Wen ich diskutieren will, nehme ich alles ausser Twitter. Wen ich persönlich mit jemanden diskutieren will, tue ich das auch persönlich und nicht breit getreten, damit das schön persönlich wird und von jeden mitgelesen werden kann.

Warum sollte es in der Politik anders sein als in jeden anderen Arbeitsplatz, solange er nicht der Zielerfüllung im Weg steht muss ich eine Person nicht mögen, aber zusammen arbeiten, persönliches ist da von wenig Relevanz.

Zumal das Ideal der Piraten immer war, Personen haben keine Relevanz, sie selbst haben keine Relevanz, allein Liquid Feedback und Mitbestimmung der Bürger entscheidet über den Kurs.
So stehts im Programm so ist das ideal und vorleben tut einen der Haufen das genaue Gegenteil.
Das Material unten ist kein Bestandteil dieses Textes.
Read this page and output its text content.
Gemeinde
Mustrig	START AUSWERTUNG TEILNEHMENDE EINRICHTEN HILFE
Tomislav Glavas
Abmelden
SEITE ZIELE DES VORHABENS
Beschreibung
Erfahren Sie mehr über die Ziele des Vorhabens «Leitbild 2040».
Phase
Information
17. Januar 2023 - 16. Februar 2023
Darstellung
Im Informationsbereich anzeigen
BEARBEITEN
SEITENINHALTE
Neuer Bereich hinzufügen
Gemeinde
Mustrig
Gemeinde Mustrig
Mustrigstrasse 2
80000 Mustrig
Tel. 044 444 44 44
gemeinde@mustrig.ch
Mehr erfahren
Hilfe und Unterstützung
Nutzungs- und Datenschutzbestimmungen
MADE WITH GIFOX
Baru irgendwie nimmst du Sie aber in Schutz.
Du spielst grade einen entscheidenden punkt runter: Auch wenn man Transparenz voll Dufte findet, solche Sandkastenschlagereien sollten doch lieber im Sandkasten oder im hinterzimmer bleiben.

Es geht nicht darum das ich normale inhaltliche dispute habe - das hat die Piraten ja so frisch gemacht, sondern um richtige Querelen.
Und das hat mit Professionalität zu tun. Nicht nur in der Politik, sondern wie man sich als erwachsener Mensch verhalten sollte. Und selbst da lassen einige echt zu wunschen übrig!
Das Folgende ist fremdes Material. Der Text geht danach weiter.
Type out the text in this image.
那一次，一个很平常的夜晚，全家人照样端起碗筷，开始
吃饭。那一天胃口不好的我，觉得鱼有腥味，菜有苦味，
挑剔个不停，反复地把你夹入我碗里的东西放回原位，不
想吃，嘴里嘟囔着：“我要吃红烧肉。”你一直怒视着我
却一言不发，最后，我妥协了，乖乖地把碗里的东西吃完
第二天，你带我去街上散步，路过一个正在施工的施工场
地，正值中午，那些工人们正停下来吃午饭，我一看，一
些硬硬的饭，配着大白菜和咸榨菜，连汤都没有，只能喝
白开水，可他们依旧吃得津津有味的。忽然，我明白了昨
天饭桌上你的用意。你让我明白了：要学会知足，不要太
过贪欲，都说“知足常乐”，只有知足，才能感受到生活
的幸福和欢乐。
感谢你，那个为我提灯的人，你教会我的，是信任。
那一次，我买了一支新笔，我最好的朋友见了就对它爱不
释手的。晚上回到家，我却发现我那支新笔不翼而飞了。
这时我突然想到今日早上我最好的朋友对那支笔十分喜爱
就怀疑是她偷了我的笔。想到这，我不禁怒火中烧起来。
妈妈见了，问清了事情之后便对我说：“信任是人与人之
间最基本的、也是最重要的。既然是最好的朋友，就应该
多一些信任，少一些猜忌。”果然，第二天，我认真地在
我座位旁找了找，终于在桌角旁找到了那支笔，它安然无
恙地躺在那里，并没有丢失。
Ich halte das für die Realität. Ich habe exakt das selbe Verhalten sowohl bei der Arbeit als auch in Vereinen gesehen. Es ist dort ebenso platt, ebenso beleidigend und simplifiziert. Das berichtete Geschreie und Getobe von Merkel im Hinterzimmer bei der Auferzwingung von Gauck als Präsident ist auch genau das gleiche gewesen. Den Unterschied ausgerechnet darin zu sehen, ob man es öffentlich nachlesen kann oder nicht, halte ich nicht für relevant. (Bzw. es ist mir deutlich lieber, wenn ich es öffentlich dann zumindest nachlesen kann, wenn ich es unbedingt will.)

Ja aber hat das Geschrei irgendeinen Mehrwert für den Wähler? Nur die Art des Geschreis zeigt das Niveau der Parteien auf. Zumal es ohne Not in die Öffentlichkeit getragen wurde.
:roll:

Also sollen die Piraten ihren Mitgliedern auf ihren eigenen Twitter-Accounts eine Maulsperre geben bzw. alles professionellen PR-Managern übergeben?
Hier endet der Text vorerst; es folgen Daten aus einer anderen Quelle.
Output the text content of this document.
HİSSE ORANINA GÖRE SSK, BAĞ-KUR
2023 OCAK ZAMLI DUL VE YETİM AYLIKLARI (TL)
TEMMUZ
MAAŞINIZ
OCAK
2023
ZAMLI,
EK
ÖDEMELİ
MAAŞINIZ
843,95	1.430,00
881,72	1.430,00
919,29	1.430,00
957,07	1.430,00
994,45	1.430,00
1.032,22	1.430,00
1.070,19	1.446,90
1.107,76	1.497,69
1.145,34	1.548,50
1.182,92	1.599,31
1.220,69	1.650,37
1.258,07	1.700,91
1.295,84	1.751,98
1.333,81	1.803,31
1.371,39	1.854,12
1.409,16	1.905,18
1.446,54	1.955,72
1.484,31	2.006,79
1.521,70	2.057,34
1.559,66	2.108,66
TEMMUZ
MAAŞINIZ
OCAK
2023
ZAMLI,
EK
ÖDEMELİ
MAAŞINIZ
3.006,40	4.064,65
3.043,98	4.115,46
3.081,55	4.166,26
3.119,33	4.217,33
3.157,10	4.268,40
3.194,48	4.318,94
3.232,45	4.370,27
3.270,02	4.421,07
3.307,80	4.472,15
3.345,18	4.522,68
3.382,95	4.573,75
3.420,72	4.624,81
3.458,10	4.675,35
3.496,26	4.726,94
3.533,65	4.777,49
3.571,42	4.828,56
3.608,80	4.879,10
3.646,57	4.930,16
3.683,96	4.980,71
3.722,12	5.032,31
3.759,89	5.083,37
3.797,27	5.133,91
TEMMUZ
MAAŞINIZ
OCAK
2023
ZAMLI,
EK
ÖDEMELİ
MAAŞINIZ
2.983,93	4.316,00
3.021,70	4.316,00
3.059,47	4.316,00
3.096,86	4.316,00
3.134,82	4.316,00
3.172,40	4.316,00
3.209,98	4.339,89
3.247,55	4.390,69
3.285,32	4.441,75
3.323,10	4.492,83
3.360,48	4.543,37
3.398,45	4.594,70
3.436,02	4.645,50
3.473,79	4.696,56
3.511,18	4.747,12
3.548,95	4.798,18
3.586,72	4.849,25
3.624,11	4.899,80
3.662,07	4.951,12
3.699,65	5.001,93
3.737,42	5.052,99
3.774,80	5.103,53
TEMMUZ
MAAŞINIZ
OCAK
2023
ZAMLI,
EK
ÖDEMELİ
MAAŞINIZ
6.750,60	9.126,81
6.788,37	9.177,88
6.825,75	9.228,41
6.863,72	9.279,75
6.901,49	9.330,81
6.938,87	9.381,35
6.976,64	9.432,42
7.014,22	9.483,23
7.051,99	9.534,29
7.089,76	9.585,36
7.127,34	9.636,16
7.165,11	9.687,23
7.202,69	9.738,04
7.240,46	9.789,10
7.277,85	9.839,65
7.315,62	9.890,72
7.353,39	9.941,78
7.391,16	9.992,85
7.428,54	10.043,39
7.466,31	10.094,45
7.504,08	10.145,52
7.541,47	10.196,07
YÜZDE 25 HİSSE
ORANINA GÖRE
Ich selbst benutze kein Twitter und selbst wen, ich besitze noch genug Kompetenz a) nicht mein Leben übers Internet mit jeden zu teilen und b) ich mich doch ab und an zurück halte und nicht sofort meine gute Kinderstube vergesse. Soviel PR Manager erwarte ich einfach von jeden. Ergo kann ich das auch von den Leuten erwarten die mich regieren wollen. (wobei regieren, … ich hatte schon immer eine Schwäche für Anarchie.)
Wen die Leute sich nichtmal in den Bereich zusammen reisen können, wie soll, das dann in echter Verantwortung aussehen.

Mal unter uns, wir wissen doch alle, das wir verarscht werden, aber dann bitte doch Stilvoll!